[208] The conception of the sanctity of the Emperor’s person, which originated in the adulation of the proconsuls of the eastern provinces by the Orientals and in the subservience of the Senate to Augustus, attained its height under Diocletian (c. 300), who first introduced at Court the Oriental forms of adoration and prostration (Eutropius, ix, etc.). It was probably even increased under the Christian emperors, and Theodosius I was enabled to promulgate a law that merely to doubt the correctness of the Emperor’s opinion or judgement constituted a sacrilege (Cod., IX, xxix, 3, etc.).

[209] Cod. Theod., VI, viii; Cod., XII, v.

[210] Theophanes, Cont., iv, 35; cf. Symeon, Mag., p. 681, where the invention is ascribed to Bp. Leo of Thessalonica under Theophilus. The stations by which an inroad of the Saracens was reported c. 800 are here given. Its use for signalling at this date cannot be asserted definitely, but it was a relic of old Byzantium erected as a nautical light-house; Ammianus, xxii, 8.

[211] Codin., p. 81; the particular area to which this name was applied seems to have been a polo ground; Theoph., Cont., v, 86, and Reiske’s note to Const. Porph., ii, p. 362. It was encompassed by flower gardens.

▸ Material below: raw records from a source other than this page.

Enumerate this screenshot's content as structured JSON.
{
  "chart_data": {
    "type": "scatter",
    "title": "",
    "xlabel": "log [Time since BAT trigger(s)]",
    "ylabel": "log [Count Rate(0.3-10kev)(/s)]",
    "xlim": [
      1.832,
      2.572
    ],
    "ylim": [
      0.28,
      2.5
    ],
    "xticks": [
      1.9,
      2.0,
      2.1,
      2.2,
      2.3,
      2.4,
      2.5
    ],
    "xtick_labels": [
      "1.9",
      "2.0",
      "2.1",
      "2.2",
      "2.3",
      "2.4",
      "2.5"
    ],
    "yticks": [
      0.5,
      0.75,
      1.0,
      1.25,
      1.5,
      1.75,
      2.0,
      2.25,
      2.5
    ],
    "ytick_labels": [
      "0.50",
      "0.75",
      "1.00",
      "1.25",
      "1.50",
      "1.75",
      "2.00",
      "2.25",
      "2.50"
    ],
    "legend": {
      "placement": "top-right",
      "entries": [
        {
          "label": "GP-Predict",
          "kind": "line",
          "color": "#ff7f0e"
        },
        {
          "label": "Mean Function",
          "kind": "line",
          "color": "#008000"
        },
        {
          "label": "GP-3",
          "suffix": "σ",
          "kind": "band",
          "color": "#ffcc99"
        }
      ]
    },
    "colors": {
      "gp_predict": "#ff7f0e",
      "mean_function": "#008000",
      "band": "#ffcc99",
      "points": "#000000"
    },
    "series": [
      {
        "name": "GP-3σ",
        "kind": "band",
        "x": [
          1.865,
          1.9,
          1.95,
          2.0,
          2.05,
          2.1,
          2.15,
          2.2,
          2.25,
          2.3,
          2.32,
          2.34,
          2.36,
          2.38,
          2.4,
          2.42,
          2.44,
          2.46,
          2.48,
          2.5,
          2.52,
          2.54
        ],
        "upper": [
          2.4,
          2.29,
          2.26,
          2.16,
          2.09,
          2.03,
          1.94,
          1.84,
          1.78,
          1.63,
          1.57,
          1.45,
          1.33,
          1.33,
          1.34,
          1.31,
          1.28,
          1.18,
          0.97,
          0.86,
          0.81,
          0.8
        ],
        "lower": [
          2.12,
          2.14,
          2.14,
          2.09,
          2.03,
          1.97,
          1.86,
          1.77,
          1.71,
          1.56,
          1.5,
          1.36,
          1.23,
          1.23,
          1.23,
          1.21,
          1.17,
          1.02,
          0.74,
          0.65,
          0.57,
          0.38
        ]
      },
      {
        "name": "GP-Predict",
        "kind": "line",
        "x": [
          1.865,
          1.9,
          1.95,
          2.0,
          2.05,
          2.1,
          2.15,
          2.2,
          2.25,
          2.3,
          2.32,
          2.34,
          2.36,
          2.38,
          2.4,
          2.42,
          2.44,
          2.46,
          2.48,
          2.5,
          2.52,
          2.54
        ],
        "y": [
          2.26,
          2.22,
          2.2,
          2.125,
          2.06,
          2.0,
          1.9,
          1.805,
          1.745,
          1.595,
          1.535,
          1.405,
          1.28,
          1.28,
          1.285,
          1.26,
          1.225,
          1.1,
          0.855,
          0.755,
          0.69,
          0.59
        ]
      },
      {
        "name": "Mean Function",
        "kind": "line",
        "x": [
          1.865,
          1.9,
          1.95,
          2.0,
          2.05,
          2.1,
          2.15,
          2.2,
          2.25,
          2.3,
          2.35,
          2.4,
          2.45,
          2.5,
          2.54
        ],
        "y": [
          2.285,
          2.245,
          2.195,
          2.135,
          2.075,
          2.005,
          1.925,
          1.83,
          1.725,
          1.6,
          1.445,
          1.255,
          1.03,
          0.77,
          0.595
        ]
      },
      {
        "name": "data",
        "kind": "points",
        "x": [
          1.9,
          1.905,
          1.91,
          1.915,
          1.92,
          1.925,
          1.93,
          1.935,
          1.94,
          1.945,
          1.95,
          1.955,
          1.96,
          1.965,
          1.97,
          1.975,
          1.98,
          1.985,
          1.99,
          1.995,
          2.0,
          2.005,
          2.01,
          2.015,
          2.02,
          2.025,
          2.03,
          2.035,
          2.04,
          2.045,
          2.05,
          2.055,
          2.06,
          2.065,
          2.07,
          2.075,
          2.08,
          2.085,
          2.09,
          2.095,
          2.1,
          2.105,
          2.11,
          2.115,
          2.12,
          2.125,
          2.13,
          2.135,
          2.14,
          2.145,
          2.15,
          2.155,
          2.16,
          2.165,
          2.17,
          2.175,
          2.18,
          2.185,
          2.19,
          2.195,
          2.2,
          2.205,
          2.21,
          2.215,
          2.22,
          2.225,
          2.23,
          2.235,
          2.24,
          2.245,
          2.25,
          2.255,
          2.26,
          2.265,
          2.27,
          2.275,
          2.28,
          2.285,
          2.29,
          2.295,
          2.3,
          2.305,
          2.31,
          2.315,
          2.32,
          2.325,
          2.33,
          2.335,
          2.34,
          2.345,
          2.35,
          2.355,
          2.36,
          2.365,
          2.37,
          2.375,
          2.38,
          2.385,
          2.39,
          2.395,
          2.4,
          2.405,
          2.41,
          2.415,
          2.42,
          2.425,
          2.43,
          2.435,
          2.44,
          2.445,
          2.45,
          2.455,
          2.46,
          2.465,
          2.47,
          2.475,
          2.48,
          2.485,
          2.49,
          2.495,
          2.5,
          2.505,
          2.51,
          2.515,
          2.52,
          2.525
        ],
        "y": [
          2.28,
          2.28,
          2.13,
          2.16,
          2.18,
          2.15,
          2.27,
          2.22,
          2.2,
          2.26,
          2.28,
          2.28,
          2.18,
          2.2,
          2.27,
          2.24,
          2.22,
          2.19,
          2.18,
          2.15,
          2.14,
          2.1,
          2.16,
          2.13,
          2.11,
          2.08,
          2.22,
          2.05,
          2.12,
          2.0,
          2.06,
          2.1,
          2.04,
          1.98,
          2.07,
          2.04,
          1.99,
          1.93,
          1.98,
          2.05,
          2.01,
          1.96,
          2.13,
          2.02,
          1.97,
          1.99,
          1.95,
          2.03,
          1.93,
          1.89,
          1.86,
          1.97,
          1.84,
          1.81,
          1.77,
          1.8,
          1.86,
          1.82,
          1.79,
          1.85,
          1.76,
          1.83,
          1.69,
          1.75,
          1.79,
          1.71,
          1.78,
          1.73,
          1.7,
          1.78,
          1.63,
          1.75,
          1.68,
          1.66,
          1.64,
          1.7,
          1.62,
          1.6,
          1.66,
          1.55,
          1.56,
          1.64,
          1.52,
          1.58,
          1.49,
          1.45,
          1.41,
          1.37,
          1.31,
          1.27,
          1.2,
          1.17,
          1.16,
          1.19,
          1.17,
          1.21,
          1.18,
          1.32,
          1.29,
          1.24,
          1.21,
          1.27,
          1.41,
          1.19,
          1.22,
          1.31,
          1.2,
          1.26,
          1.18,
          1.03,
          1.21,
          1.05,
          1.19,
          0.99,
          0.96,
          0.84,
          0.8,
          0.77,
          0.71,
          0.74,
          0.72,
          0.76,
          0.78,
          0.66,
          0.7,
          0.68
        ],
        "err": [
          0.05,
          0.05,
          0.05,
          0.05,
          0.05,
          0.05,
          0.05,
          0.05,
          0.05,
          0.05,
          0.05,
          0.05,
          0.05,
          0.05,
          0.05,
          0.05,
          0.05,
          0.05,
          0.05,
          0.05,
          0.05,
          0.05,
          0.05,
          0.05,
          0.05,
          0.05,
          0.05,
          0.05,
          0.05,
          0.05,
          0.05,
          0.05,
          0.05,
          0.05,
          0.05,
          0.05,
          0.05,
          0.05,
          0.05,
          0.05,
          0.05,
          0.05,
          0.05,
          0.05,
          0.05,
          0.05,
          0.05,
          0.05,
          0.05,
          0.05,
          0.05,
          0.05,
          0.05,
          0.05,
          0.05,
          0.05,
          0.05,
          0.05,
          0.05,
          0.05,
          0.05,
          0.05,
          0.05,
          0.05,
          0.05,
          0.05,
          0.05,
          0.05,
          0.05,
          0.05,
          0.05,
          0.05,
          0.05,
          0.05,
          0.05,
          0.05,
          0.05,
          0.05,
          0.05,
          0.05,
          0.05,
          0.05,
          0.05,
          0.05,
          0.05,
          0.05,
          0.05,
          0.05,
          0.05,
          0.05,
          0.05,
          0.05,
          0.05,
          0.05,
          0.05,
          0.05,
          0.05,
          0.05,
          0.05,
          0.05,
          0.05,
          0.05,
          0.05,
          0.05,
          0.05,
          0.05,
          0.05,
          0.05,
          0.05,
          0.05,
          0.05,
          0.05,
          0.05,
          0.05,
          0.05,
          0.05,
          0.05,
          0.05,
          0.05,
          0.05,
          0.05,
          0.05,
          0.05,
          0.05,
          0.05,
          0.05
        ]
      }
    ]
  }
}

[212] Marrast has given us his notion of these gardens at some length: “Entre des haies de phyllyrea taillées de façon de figurer des lettres grecques et orientales, des sentiers dallés de marbre aboutissaient à un phialée entourée de douze dragons de bronze.... Une eau parfumée en jaillissait et ruisselait par dessus les branches des palmiers et des cedres dorés jusqu’à hauteur d’homme. Des paons de la Chine, des faisans et des ibis, volaient en liberté dans les arbres ou s’abattaient sur le sol, semé d’un sable d’or apporté d’Asie à grands frais.” La vie byzantine au VIe siècle, Paris, 1881, p. 67.

[213] Labarte gives these walls, towers, etc. Doubtless the palace was well protected from the first, but did not assume the appearance of an actual fortress till the tenth century under Nicephorus Phocas; Leo Diac., iv, 6.

[214] Codin., p. 95 (?); Const. Porph., i, 21, etc. Probably a structure like the elevated portico at Antioch mentioned by Theodoret, iv, 26.

[215] Luitprand, Antapodosis, i, 6. A legend of a later age, no doubt, which may be quietly interred with Constantine’s gift to Pope Sylvester. We hear nothing of it in connection with Arcadius, Theodosius II, etc., and it is only foreshadowed in 797 by a late writer (Cedrenus, ii, p. 27), who would assume anything. The epithet became fashionable in the tenth century. One writer thinks the name arose from a ceremonial gift of purple robes to the wives of the court dignitaries at the beginning of each winter by the empress; Theoph., Cont., iii, 44.

[216] Anna Comn., vii, 2.

[217] The archaeological student may refer to the elaborate reconstructions by Labarte and Paspates of the palace as it existed in the tenth century. Their conceptions differ considerably, the former writer being generally in close accord with the literary indications. Paspates is too Procrustean in his methods, and unduly desirous of identifying every recoverable fragment of masonry. Their works are based almost entirely on the Book of Ceremonies of Constantine VII, but even if such a manual existed for the date under consideration the historical reader would soon tire of an exposition setting forth the order and decoration of a hundred chambers.